5. (Re)materialising Cancer: Bodies, Cells and Environments
Bioscientific approaches to identifying, classifying and diagnosing cancer have long enrolled practices that engage with the materiality of tumour tissues and cells, such as cytology and histology. In the contemporary era, scientific techniques detect and act upon cancer outwith tumour tissue itself. For example, pre-cells, inflammatory cells, immune system T cells and microbes are becoming understood to play a role in cancer. Molecular pathology has also allowed for exploration of the makeup of cancerous tissues as inscribed within genetic code, and can ‘diagnose’ predispositions to cancer. Such techniques, along with designations of cells as ‘pre-cancerous’, add a temporal dimension to the materiality of cancer. These approaches locate cancer within structures and organisms beyond the tangibility of tumour tissue, and demonstrate that various elements of bodies and their environments continuously interact to constitute the disease.

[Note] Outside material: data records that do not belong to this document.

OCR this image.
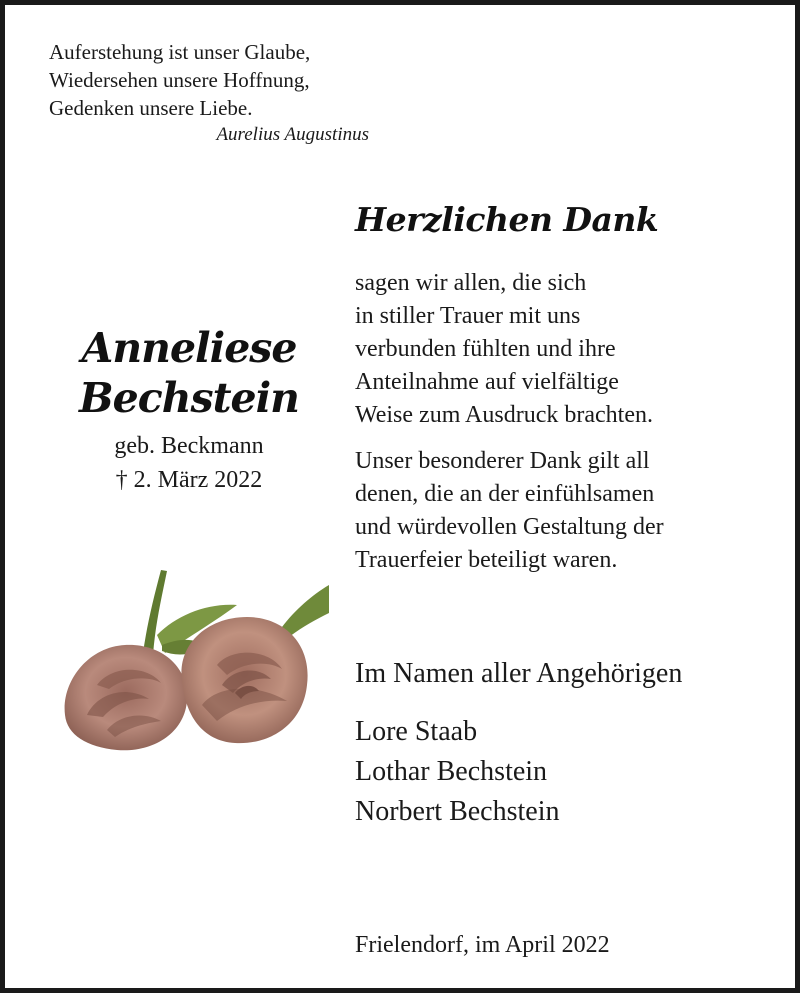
Auferstehung ist unser Glaube,
Wiedersehen unsere Hoffnung,
Gedenken unsere Liebe.
Aurelius Augustinus
Herzlichen Dank
Anneliese
Bechstein
geb. Beckmann
† 2. März 2022
sagen wir allen, die sich
in stiller Trauer mit uns
verbunden fühlten und ihre
Anteilnahme auf vielfältige
Weise zum Ausdruck brachten.
Unser besonderer Dank gilt all
denen, die an der einfühlsamen
und würdevollen Gestaltung der
Trauerfeier beteiligt waren.
Im Namen aller Angehörigen
Lore Staab
Lothar Bechstein
Norbert Bechstein
Frielendorf, im April 2022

Contemporary scientific work thus generates a picture of cancer as more than malignant, fleshy tumours, with the disease materialising in genes, healthy cells, and wider (bodily) environments. This refigures the material constitution of cancer, blurs clinical categorisations of tissues and cells as malignant or benign, and prompts us to think about cancer in ways that unsettle widespread ‘fixed’ sociocultural understandings of the disease. In this session we will discuss configurations of cancer that disrupt understandings of the disease as manifested in a malignant, fleshy, tumour. We ask ‘what constitutes cancer?’ and address the implications of these diverse configurations for scientific and clinical practice, embodied experiences, patient subjectivities, and sociocultural depictions of cancer.